Blog # 317 Catholic Theology #4
THE ACTION-PRAYER OF CALVARY
The definition of sacrifice I am using here is not that applied by way of analogy to 'giving up something you love' as for example someone might 'give up' eating chocolate candy or
smoking for Lent. Rather the definition of sacrifice I am using is a technical theological one that identifies sacrifice as an offering to God alone, by an official representative of the people, of some material thing, with the change or destruction of what is offered identified as an act of love in response to God's supreme dominion and our complete dependence upon God.
The action-prayer of Jesus on Calvary fulfilled all the conditions of that definition. In His claim and identity as the sole redeemer of all mankind Jesus was not laying down His life as a
private individual nor by the will of Pilate but in obedience to the Father (Jn. 19: 11), and consequently was constituted an official representative of mankind. Not His other prayers, good works, nor His sinless moral life , but the crucifixion was the official redeeming action of our Savior. Not merely motivated by love, the action of dying, freely chosen, constituted the greatest love that He or anyone else of us could perform. (Jn. 15: 13). In His death. Jesus responded to a call for unconditional trust and total love. "There is no greater love than to lay down one's life for a friend." (Jn. 15: 13).
All that went before, His birth and rearing in Nazareth, His ministry of preaching and good works, His private prayer life and His participation in the public prayer of His fellow Jewish believers were all part of the total whole of the life Jesus offered the Father on Calvary. There is no other way such total love could be achieved than by giving all in obedience to the Father's will, in death.
THE GOAL OF CALVARY
Recognizing the four ends or goals of prayer mentioned above in blog # 315, and applying this to the experience of Jesus on Calvary we see two separate goals for His action-prayer of sacrifice.
A first goal was for it to be an act of atonement for the sins of .all mankind. This
universality of the atonement won by Jesus on the Cross is possible and realized because in Jesus and in the Word of God, in the absolute mystery of the Incarnation of the second person of the Blessed Trinity we have one person. As a result, the life of Jesus on earth was truly human yet also of infinite value in the Father's response to it.
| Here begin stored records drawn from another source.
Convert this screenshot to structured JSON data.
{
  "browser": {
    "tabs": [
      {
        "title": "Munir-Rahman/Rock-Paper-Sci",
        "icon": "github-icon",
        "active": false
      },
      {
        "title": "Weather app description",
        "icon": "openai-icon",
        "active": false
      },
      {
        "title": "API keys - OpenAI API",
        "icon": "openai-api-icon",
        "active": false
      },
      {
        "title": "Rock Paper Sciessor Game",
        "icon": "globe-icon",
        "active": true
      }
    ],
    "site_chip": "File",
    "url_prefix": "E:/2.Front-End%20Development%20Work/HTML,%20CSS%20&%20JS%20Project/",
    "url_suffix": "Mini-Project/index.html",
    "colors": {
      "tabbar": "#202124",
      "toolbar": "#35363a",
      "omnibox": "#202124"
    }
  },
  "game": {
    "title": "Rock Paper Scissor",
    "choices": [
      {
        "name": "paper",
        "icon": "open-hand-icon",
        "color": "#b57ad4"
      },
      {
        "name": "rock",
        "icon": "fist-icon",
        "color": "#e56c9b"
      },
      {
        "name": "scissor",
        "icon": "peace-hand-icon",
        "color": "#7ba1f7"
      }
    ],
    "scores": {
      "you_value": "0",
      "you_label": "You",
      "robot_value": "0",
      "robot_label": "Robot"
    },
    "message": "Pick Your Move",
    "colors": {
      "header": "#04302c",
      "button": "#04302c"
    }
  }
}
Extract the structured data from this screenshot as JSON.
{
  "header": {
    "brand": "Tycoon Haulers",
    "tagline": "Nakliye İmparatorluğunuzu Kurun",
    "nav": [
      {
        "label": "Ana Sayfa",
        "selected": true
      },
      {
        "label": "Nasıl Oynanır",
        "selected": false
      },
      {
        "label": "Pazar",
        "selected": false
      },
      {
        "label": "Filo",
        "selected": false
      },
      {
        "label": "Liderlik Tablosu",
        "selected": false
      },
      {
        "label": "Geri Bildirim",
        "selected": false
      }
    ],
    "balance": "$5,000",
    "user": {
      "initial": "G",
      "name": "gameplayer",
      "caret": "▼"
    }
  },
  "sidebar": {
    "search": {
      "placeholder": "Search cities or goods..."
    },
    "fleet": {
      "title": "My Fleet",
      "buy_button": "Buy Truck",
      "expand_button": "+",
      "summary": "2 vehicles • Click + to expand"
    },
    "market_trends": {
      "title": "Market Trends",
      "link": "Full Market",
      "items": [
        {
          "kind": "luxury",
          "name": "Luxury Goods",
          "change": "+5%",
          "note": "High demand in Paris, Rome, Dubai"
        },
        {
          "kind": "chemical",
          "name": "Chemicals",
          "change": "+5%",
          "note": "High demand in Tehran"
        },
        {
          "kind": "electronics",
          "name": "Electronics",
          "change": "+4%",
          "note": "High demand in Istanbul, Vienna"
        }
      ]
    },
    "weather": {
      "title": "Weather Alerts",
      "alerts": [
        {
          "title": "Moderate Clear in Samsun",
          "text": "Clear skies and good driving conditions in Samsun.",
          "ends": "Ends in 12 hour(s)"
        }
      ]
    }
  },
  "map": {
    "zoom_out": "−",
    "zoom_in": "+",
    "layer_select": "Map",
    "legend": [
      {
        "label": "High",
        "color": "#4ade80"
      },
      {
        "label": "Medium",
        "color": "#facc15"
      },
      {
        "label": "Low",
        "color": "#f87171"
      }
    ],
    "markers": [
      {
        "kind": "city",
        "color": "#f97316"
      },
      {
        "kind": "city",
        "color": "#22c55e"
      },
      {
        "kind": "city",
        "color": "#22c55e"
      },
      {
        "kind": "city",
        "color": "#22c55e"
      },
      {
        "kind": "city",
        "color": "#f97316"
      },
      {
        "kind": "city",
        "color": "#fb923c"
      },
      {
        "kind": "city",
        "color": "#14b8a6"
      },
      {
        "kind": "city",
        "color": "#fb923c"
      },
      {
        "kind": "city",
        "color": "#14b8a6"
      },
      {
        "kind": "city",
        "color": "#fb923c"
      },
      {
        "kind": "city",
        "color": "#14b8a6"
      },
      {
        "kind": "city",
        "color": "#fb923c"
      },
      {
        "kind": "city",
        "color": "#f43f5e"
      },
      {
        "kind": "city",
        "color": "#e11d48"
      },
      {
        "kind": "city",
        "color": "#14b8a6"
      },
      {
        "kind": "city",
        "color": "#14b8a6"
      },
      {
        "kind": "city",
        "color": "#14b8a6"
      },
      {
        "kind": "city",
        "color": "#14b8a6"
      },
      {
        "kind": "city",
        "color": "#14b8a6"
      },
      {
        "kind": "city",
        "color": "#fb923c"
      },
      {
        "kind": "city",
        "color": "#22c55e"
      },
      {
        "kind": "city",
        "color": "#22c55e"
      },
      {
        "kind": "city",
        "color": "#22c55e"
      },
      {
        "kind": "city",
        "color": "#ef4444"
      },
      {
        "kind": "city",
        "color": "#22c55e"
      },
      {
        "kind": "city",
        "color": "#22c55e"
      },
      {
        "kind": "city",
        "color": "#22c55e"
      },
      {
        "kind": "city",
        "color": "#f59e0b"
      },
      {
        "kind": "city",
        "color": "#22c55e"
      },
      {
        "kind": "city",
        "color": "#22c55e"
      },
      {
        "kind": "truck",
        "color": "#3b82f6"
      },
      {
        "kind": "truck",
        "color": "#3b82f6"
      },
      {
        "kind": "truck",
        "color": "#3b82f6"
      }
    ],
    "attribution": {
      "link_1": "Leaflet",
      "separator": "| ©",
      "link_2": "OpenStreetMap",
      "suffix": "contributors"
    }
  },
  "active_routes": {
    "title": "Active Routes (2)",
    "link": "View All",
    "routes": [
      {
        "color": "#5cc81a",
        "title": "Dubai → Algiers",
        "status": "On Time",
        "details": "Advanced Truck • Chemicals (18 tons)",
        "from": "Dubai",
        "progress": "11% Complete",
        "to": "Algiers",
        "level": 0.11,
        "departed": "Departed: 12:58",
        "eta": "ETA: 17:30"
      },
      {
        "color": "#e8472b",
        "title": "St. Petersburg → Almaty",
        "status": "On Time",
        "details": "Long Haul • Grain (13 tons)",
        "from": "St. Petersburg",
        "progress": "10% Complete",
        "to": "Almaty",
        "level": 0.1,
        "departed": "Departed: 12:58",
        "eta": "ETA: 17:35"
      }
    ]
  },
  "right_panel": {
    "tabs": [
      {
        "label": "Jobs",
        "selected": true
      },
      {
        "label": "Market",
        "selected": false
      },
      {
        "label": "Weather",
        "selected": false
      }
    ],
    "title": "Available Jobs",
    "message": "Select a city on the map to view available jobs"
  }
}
Since the existence of sin in the story of creation given in the Book of Genesis goes all the way back to Adam and Eve, any question about whether or not, if sin had not been committed there would have been some other way for humans to express their total love for our Creator than by dying is a hypothetical question and need not concern us here. With the existence of sin in the picture, the unique opportunity for unconditional trust and total love offered in the experience of death can be clearly seen as fitting atonement for sins that have distorted or betrayed that love.
In view of this insight applied to the crucifixion, I think a good number and perhaps a majority of people regard atonement as the major if not the primary and most important goal we give to the suffering and death of Jesus. "See what our sins have done and repent." is a common response to the crucifixion. It is a valid response. However there is more. "Where sin abounded grace did more abound." (Rom 5: 20).